Volume 54 | Number 6 | December 2019

Abstract List

Jennifer Richmond MSPH, Rikki Mangrum MLS, Grace Wang PhD, MPH, Maureen Maurer MPH, Shoshanna Sofaer, Manshu Yang PhD, Kristin L. Carman PhD


To understand public attitudes about and recommendations to address antibiotic overuse by employing public deliberation (a method for eliciting informed input on value‐laden issues).

Data Sources/Study Setting

Participants in 24 Community Deliberation groups (CD; n = 263), four Citizens’ Panel groups (CP; n = 96), and a control group (n = 348). Data were collected in 2012 in four U.S. locations.

Study Design

Using mixed methods, we analyzed quantitative and qualitative data from a randomized control trial.

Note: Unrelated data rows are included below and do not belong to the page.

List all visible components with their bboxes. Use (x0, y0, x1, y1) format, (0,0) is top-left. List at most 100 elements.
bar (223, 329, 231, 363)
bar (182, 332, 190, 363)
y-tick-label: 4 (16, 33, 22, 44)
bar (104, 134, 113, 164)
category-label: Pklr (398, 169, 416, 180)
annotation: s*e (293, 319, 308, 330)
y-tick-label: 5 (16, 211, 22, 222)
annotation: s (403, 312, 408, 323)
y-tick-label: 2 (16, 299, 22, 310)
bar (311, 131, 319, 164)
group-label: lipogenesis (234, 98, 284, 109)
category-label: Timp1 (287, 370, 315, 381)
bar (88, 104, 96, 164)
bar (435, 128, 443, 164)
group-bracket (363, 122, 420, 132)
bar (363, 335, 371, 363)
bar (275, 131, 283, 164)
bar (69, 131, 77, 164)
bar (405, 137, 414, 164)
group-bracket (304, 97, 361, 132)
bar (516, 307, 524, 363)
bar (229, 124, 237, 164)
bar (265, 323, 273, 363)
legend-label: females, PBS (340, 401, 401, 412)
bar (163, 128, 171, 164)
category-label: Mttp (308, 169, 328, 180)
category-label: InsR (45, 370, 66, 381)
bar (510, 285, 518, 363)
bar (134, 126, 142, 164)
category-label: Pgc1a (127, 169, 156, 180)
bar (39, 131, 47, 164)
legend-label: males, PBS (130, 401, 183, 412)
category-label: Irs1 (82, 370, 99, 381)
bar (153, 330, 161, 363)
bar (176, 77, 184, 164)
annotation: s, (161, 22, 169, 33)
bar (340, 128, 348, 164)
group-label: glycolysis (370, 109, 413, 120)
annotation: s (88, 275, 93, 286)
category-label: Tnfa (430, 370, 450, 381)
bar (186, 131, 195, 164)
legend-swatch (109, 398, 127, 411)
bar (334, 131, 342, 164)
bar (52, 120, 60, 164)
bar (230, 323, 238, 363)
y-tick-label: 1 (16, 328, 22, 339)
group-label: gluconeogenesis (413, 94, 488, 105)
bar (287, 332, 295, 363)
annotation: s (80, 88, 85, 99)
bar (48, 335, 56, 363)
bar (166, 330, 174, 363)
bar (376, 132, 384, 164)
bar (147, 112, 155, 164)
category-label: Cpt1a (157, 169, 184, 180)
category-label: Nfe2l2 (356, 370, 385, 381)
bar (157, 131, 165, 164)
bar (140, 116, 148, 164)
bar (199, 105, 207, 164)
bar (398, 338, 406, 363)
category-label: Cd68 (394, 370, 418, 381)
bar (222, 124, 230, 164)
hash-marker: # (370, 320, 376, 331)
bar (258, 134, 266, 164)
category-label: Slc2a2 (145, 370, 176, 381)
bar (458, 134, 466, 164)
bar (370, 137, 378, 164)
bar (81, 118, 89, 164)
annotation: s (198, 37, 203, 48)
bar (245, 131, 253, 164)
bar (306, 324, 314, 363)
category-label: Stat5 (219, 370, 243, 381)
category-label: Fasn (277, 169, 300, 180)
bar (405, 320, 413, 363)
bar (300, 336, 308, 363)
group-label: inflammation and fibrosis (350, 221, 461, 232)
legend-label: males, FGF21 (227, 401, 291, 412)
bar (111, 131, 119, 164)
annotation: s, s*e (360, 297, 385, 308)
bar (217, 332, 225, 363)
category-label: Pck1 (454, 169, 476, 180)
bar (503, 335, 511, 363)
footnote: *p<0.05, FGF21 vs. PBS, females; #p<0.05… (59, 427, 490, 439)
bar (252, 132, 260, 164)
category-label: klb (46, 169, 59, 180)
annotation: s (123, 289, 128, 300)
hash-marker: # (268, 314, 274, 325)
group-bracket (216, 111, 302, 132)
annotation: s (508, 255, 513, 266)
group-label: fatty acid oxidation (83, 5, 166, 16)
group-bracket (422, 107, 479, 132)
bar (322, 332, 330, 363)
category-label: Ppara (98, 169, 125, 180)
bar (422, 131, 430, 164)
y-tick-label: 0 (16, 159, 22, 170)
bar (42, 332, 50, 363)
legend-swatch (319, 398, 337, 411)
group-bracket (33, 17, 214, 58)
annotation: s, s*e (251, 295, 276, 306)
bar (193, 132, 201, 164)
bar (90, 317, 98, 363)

Data Collection/Extraction Methods

Using pre/postdeliberation surveys, we compared CD and CP participant attitude changes regarding antibiotic use to the control group. We analyzed deliberation transcripts using qualitative techniques to provide context for survey results.

Principal Findings

Compared to control group participants, CD and CP participants had a larger postdeliberation shift in attitudes toward support of government limits on when doctors can prescribe antibiotics. Participants described unawareness about antibiotic overuse and called for education. When discussing prescription limits, participants debated tensions between preserving patient/doctor autonomy and protecting society from antibiotic‐related harms. Participants saw patient, physician, and government roles in antibiotic stewardship policies/programs.


When informed about individual and social consequences of antibiotic overuse, patients may be more receptive to antibiotic prescription limits. Community‐physician‐government partnerships are needed to create solutions.